Reviewing and approving prompts
After generation, all prompts enter a review stage before dispatch. The review panel is organised by topic cluster, then by URL, so you can see at a glance which topics and pages are covered. You can:
- Edit prompt text, intent goal, or topic cluster
- Remove prompts that don’t fit your audit goals
- Add custom prompts to test specific queries you care about
- Import prompts in bulk from a CSV file
Once you approve, zued matches each prompt to your content and begins the AI dispatch. This review step ensures your audit covers exactly what matters to you.
Importing prompts from a CSV
If you already have prompts drafted in a spreadsheet, or you’re moving them over from another tool, you can import them in bulk instead of adding them one by one. The file needs a prompt_text column, and can optionally include url, topic_cluster, and primary_goal columns to assign each prompt to a page, cluster, and intent goal.
If you leave url, topic_cluster, or primary_goal blank, zued fills them in for you, matching each prompt to its most relevant page and tagging its intent, so a plain one-column list of questions still ends up fully organised. Anything you do provide is always kept as-is.
Imported prompts land in the review stage alongside generated ones, so you still confirm them before anything is dispatched. Before importing, zued shows you a preview: how many prompts will be added, and which rows were skipped (duplicates, empty or over-length text, or rows beyond your remaining budget) so nothing is dropped silently.

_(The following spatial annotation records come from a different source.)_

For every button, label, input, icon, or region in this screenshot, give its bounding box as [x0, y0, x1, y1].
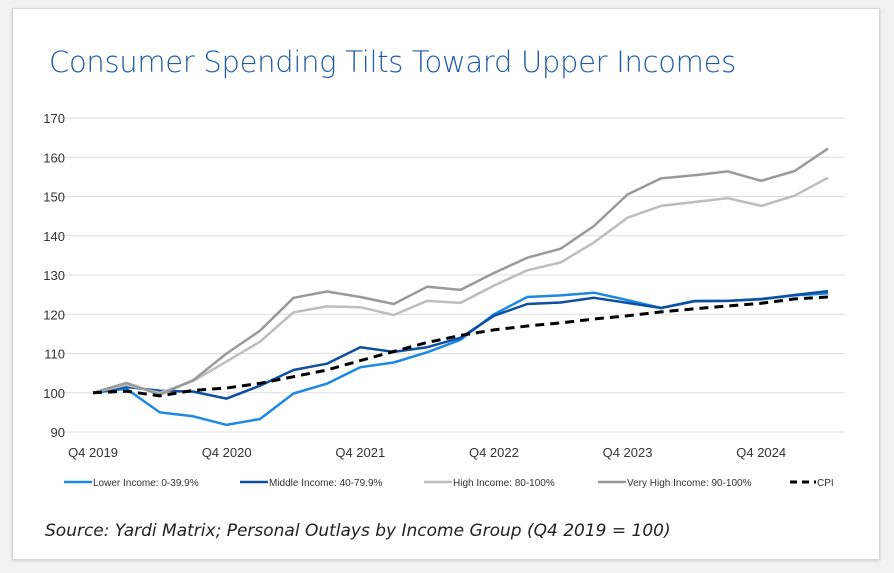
- x-tick-label: Q4 2021: [335, 445, 385, 460]
- series-line-middle-income-40-79-9-: [92, 289, 829, 400]
- chart-title: Consumer Spending Tilts Toward Upper Inc…: [49, 45, 736, 79]
- legend-label: Middle Income: 40-79.9%: [269, 478, 383, 489]
- y-tick-label: 170: [43, 111, 65, 126]
- y-tick-label: 90: [51, 425, 65, 440]
- x-tick-label: Q4 2020: [202, 445, 252, 460]
- series-line-very-high-income-90-100-: [92, 147, 829, 396]
- series-line-cpi: [92, 295, 829, 398]
- x-tick-label: Q4 2023: [603, 445, 653, 460]
- x-tick-label: Q4 2022: [469, 445, 519, 460]
- x-tick-label: Q4 2019: [68, 445, 118, 460]
- legend-label: Very High Income: 90-100%: [627, 478, 752, 489]
- y-tick-label: 120: [43, 307, 65, 322]
- y-tick-label: 140: [43, 229, 65, 244]
- series-line-lower-income-0-39-9-: [92, 291, 829, 427]
- y-tick-label: 160: [43, 150, 65, 165]
- chart-card: Consumer Spending Tilts Toward Upper Inc…: [12, 8, 880, 560]
- y-tick-label: 100: [43, 386, 65, 401]
- chart-source: Source: Yardi Matrix; Personal Outlays b…: [45, 521, 671, 541]
- series-line-high-income-80-100-: [92, 176, 829, 395]
- legend-label: CPI: [817, 478, 834, 489]
- legend-label: Lower Income: 0-39.9%: [93, 478, 199, 489]
- y-tick-label: 130: [43, 268, 65, 283]
- y-tick-label: 150: [43, 190, 65, 205]
- legend-label: High Income: 80-100%: [453, 478, 555, 489]
- x-tick-label: Q4 2024: [736, 445, 786, 460]
- y-tick-label: 110: [44, 347, 65, 362]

Custom prompts are dispatched and scored like generated ones. Keep generated prompts as the foundation — they’re systematically tied to your ICPs and content structure.

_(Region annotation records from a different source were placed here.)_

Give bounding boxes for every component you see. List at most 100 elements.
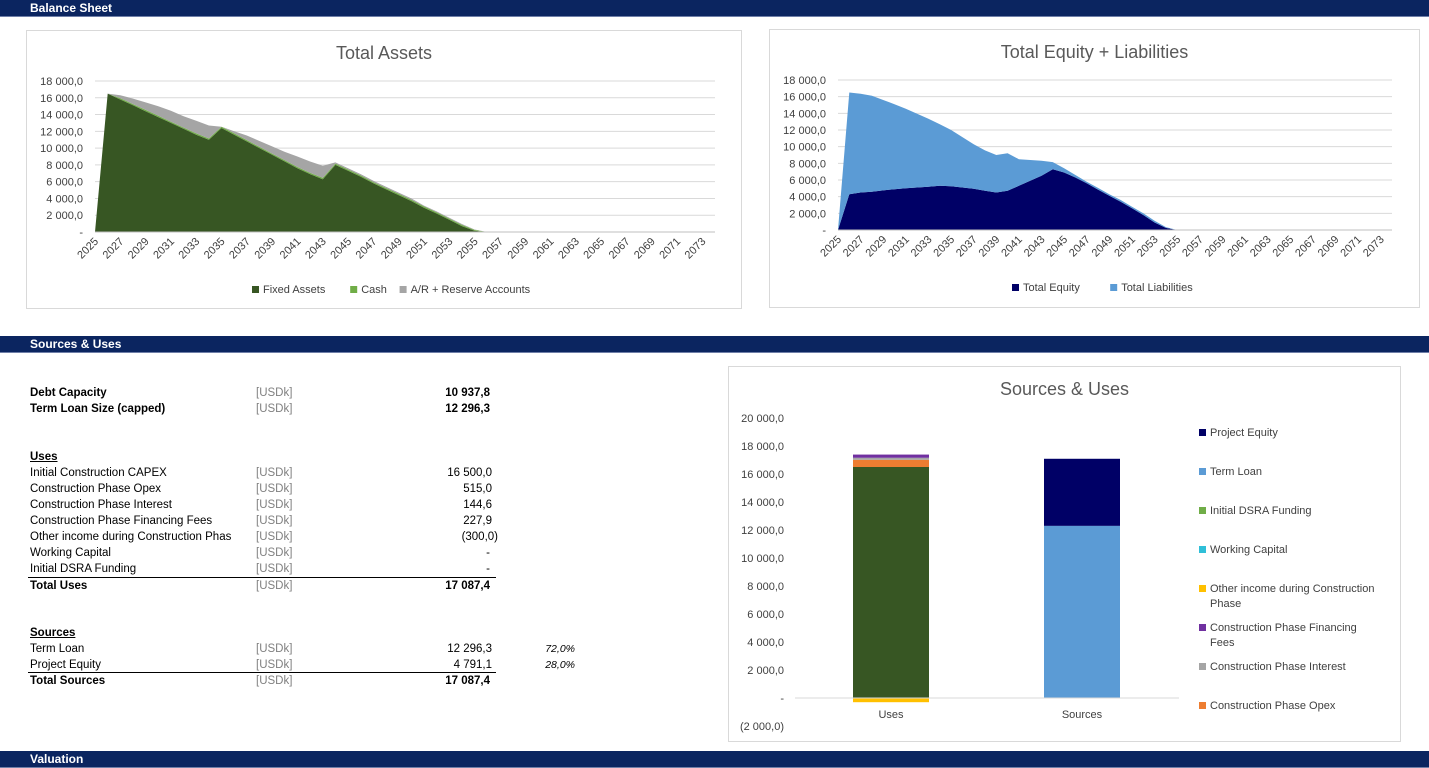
legend-label: Total Equity [1023,282,1080,294]
section-title: Balance Sheet [30,1,113,15]
x-tick-label: 2047 [1067,234,1093,260]
x-tick-label: 2037 [227,236,253,262]
row-value: 10 937,8 [445,387,490,399]
row-unit: [USDk] [256,387,293,399]
legend-label: Other income during Construction [1210,583,1374,595]
x-tick-label: 2069 [632,236,658,262]
row-label: Construction Phase Financing Fees [30,515,213,527]
row-unit: [USDk] [256,563,293,575]
section-header-valuation: Valuation [0,751,1429,768]
x-tick-label: 2055 [455,236,481,262]
total-equity-liabilities-plot: - 2 000,0 4 000,0 6 000,0 8 000,0 10 000,0 12 … [783,75,1392,294]
table-row: Construction Phase Interest [USDk] 144,6 [30,497,630,513]
y-tick-label: 18 000,0 [741,441,784,453]
row-value: 144,6 [463,499,492,511]
row-value: - [486,547,490,559]
x-tick-label: 2073 [683,236,709,262]
uses-header-row: Uses [30,449,630,465]
legend-swatch [1199,624,1206,631]
bar-segment [1044,458,1120,526]
y-tick-label: 14 000,0 [40,110,83,122]
legend-label: Construction Phase Interest [1210,661,1346,673]
bar-segment [853,459,929,467]
sources-uses-plot: (2 000,0) - 2 000,0 4 000,0 6 000,0 8 000,0 10… [740,413,1375,733]
legend-swatch [1199,468,1206,475]
x-tick-label: 2063 [556,236,582,262]
y-tick-label: 10 000,0 [783,142,826,154]
y-tick-label: 12 000,0 [40,126,83,138]
row-value: (300,0) [461,531,498,543]
row-label: Term Loan [30,643,85,655]
legend-swatch [350,286,358,293]
y-tick-label: 2 000,0 [46,210,83,222]
row-label: Debt Capacity [30,387,107,399]
section-title: Sources & Uses [30,337,122,351]
row-label: Project Equity [30,659,101,671]
total-equity-liabilities-chart[interactable]: Total Equity + Liabilities - 2 000,0 4 000… [769,29,1420,308]
row-unit: [USDk] [256,483,293,495]
legend-swatch [1199,663,1206,670]
x-tick-label: 2045 [1044,234,1070,260]
legend-swatch [1199,546,1206,553]
x-tick-label: 2043 [303,236,329,262]
x-tick-label: 2071 [657,236,683,262]
x-tick-label: 2027 [101,236,127,262]
x-tick-label: 2059 [506,236,532,262]
sources-header: Sources [30,627,76,639]
legend-label: Fees [1210,637,1235,649]
row-unit: [USDk] [256,467,293,479]
x-tick-label: 2029 [864,234,890,260]
bar-segment [853,698,929,703]
legend-swatch [1199,585,1206,592]
sources-header-row: Sources [30,625,630,641]
x-tick-label: 2061 [1225,234,1251,260]
row-value: 17 087,4 [445,580,490,592]
sources-uses-chart[interactable]: Sources & Uses (2 000,0) - 2 000,0 4 000,0 6… [728,366,1401,742]
x-tick-label: 2059 [1203,234,1229,260]
x-tick-label: 2025 [818,234,844,260]
y-tick-label: - [79,227,83,239]
term-loan-size-row: Term Loan Size (capped) [USDk] 12 296,3 [30,401,630,417]
x-tick-label: 2057 [480,236,506,262]
x-tick-label: 2065 [581,236,607,262]
x-tick-label: 2041 [999,234,1025,260]
row-value: 17 087,4 [445,675,490,687]
y-tick-label: 8 000,0 [747,581,784,593]
legend-swatch [1199,507,1206,514]
legend-label: Initial DSRA Funding [1210,505,1312,517]
y-tick-label: 4 000,0 [747,637,784,649]
x-tick-label: 2033 [909,234,935,260]
legend-swatch [399,286,407,293]
row-unit: [USDk] [256,403,293,415]
bar-segment [853,454,929,458]
legend-label: Construction Phase Financing [1210,622,1357,634]
total-assets-chart[interactable]: Total Assets - 2 000,0 4 000,0 6 000,0 8 000… [26,30,742,309]
section-header-balance-sheet: Balance Sheet [0,0,1429,17]
y-tick-label: 16 000,0 [40,93,83,105]
row-unit: [USDk] [256,643,293,655]
legend-swatch [1199,429,1206,436]
x-tick-label: 2031 [151,236,177,262]
row-label: Construction Phase Interest [30,499,172,511]
y-tick-label: 16 000,0 [741,469,784,481]
y-tick-label: 6 000,0 [46,177,83,189]
table-row: Term Loan [USDk] 12 296,3 72,0% [30,641,630,657]
x-tick-label: 2039 [977,234,1003,260]
series-area [838,169,1392,230]
x-tick-label: 2051 [404,236,430,262]
series-area [95,93,715,232]
row-label: Total Sources [30,675,106,687]
x-tick-label: 2067 [607,236,633,262]
row-unit: [USDk] [256,675,293,687]
row-label: Term Loan Size (capped) [30,403,166,415]
row-percent: 72,0% [545,643,575,655]
legend-swatch [1110,284,1118,291]
table-row: Construction Phase Financing Fees [USDk]… [30,513,630,529]
x-category-label: Uses [878,709,904,721]
y-tick-label: 4 000,0 [789,192,826,204]
y-tick-label: 4 000,0 [46,193,83,205]
row-label: Construction Phase Opex [30,483,162,495]
table-row: Construction Phase Opex [USDk] 515,0 [30,481,630,497]
x-tick-label: 2063 [1248,234,1274,260]
debt-capacity-row: Debt Capacity [USDk] 10 937,8 [30,385,630,401]
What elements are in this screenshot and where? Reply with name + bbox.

Managing prompts after approval
Approved prompts aren’t frozen. The All prompts view shows every prompt across all your URLs and clusters in one place, where you can filter by cluster, goal, or status and act on many at once:
- Add prompts, one at a time or by CSV import, directly to the live set. New prompts run at the next snapshot.
- Edit a prompt’s text, goal, or cluster at any time.

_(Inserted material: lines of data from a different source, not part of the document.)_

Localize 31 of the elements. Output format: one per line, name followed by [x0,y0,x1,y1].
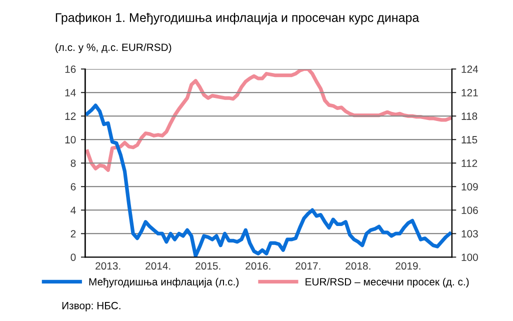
y2-tick-label: 100 [462,254,478,261]
x-tick-label: 2016. [246,262,270,270]
y-tick-label: 8 [70,160,76,167]
y2-tick-label: 103 [462,230,478,238]
x-tick-label: 2018. [346,262,370,270]
y-tick-label: 12 [65,112,76,120]
y2-tick-label: 106 [462,206,478,214]
line-series [85,69,452,172]
chart-title: Графикон 1. Међугодишња инфлација и просечан курс динара [56,12,420,24]
x-tick-label: 2013. [96,262,120,270]
y2-tick-label: 112 [462,160,478,167]
y2-tick-label: 118 [462,112,478,120]
chart-subtitle: (л.с. у %, д.с. EUR/RSD) [56,43,172,54]
text: Извор: НБС. [62,302,120,312]
y-tick-label: 16 [65,66,76,73]
y-tick-label: 4 [70,206,76,214]
y-tick-label: 6 [70,183,76,190]
y2-tick-label: 124 [462,66,478,73]
y-tick-label: 14 [65,89,76,96]
y-tick-label: 0 [70,254,76,261]
y-tick-label: 10 [65,136,76,144]
x-tick-label: 2014. [146,262,170,270]
y2-tick-label: 121 [462,89,478,96]
y-tick-label: 2 [70,230,76,238]
x-tick-label: 2015. [196,262,220,270]
y2-tick-label: 109 [462,183,478,190]
legend-label: EUR/RSD – месечни просек (д. с.) [306,278,469,288]
legend-label: Међугодишња инфлација (л.с.) [89,278,239,288]
x-tick-label: 2019. [396,262,420,270]
y2-tick-label: 115 [462,136,478,144]
x-tick-label: 2017. [296,262,320,270]
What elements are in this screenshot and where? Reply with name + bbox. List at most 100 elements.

- Archive prompts you no longer want to track. Archived prompts stop running in future audits, while their past results stay visible in the snapshots where they ran. You can unarchive them later to bring them back.
- Merge or rename clusters by reassigning a group of prompts to a different cluster name. This is how you tidy up near-duplicate clusters (for example a singular and plural form of the same topic) or regroup prompts as your content evolves.
- Bulk actions apply any of the above to a multi-selected set, so you can reorganise a large project quickly.
When you change a prompt’s wording, the current snapshot keeps the result it already has, so your history stays intact, and the new wording runs at the next audit. The prompt is flagged so you know an update is pending.
This keeps your audit aligned with your content without breaking your week-over-week comparison baseline.
Why prompts include ICP context
Audit prompts run in neutral sessions — no chat history, no logged-in state, no personalisation. Without context, AI engines give generic responses that don’t match what your actual customers see.
ICP context compensates for this. By injecting situation details, constraints, and needs into the prompt, zued produces responses comparable to what a real user with that background would receive. This is what makes the coverage measurement meaningful: you’re comparing your content against the same answers your customers get.
Prompts and weekly snapshots
Prompts are generated once and then reused in every subsequent snapshot. They are never regenerated automatically. This is intentional: the same prompts running week after week is what makes trend tracking meaningful — you’re measuring the same thing each time, against fresh content and fresh AI responses.
Regenerating prompts resets your week-over-week comparison baseline. Only do this if your content or target audience has fundamentally changed.